Before you can trust your data, you have to fix it. Most businesses I work with have the same problem: years of records spread across systems that were never designed to work together. I clean it up, connect it, and give you a foundation you can actually build on.
I map what you have, where it lives, and what condition it's in. Duplicate records, missing fields, inconsistent formats — I document every issue before I touch anything.
I use AI-assisted matching to catch fuzzy duplicates and near-misses that rule-based cleanup won't find, then normalize your records so the same customer looks the same everywhere.
Your POS, CRM, accounting software, and marketing tools each hold a piece of the picture. I build automated data pipelines that keep everything synchronized.
Moving to a new platform? Merging data from an acquisition? I handle extraction, transformation, and loading so nothing gets lost or corrupted.
You don't trust your own numbers. Someone pulls a report and the totals don't match what you see in another system. So you second-guess everything, or worse — you stop looking at the data altogether.
You've outgrown your setup. What worked when you had 50 customers doesn't work at 500. Your spreadsheets have tabs referencing other tabs referencing other spreadsheets.
You're about to invest in analytics or dashboards but your data isn't ready. You know you need better reporting, but every tool you try produces garbage because the underlying data is inconsistent.

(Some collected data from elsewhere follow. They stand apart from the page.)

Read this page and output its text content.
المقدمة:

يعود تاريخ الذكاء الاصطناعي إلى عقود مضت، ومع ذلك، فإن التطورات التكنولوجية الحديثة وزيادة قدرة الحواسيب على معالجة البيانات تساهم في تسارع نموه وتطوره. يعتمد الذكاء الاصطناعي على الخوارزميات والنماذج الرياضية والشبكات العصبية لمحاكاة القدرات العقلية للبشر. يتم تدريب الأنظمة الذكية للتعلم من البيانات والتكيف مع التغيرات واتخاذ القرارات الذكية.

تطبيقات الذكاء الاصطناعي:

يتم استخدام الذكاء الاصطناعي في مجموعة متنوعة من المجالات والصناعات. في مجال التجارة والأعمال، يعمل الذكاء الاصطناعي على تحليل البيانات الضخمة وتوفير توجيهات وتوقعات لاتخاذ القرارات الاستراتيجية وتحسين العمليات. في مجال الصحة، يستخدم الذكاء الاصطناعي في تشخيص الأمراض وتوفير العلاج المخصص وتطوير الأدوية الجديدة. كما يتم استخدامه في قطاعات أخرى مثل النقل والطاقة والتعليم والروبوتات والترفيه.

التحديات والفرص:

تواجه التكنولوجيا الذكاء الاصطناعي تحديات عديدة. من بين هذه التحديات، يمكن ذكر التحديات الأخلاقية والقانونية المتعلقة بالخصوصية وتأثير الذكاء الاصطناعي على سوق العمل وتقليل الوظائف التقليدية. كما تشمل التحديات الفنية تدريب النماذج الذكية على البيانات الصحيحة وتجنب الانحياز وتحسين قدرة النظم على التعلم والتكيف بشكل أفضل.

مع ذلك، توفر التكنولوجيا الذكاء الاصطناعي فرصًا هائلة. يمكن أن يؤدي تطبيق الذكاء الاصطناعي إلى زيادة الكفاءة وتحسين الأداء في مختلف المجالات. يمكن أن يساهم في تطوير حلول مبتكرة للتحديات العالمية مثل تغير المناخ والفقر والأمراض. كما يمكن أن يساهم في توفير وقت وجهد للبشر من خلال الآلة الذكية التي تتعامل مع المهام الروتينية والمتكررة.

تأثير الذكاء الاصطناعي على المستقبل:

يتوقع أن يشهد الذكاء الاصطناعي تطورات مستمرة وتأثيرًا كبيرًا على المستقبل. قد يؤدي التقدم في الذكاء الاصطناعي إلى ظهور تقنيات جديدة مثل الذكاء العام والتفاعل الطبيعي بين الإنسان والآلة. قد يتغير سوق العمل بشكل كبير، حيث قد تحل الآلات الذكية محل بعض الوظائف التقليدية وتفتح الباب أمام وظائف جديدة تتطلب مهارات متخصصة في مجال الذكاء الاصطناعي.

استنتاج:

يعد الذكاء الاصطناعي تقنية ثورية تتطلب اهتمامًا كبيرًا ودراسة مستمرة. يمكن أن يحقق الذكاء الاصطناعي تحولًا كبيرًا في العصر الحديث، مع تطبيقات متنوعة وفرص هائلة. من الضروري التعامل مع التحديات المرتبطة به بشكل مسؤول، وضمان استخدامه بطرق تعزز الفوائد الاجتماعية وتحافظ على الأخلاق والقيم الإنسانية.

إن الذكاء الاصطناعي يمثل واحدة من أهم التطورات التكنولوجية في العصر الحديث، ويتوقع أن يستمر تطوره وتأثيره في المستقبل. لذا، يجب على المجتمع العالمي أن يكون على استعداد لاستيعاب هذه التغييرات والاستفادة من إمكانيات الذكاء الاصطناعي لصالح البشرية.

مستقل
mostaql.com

A typical cleanup engagement starts with a 1–2 week audit. I connect to your systems, profile the data, and deliver a findings report that lays out every issue in plain language — not a spreadsheet of error codes, but a clear picture of what's wrong and what it's costing you.
From there, the cleanup itself usually runs 3–6 weeks depending on volume. I work in stages — standardizing records, deduplicating, filling gaps, and building validation rules that prevent the same problems from creeping back in.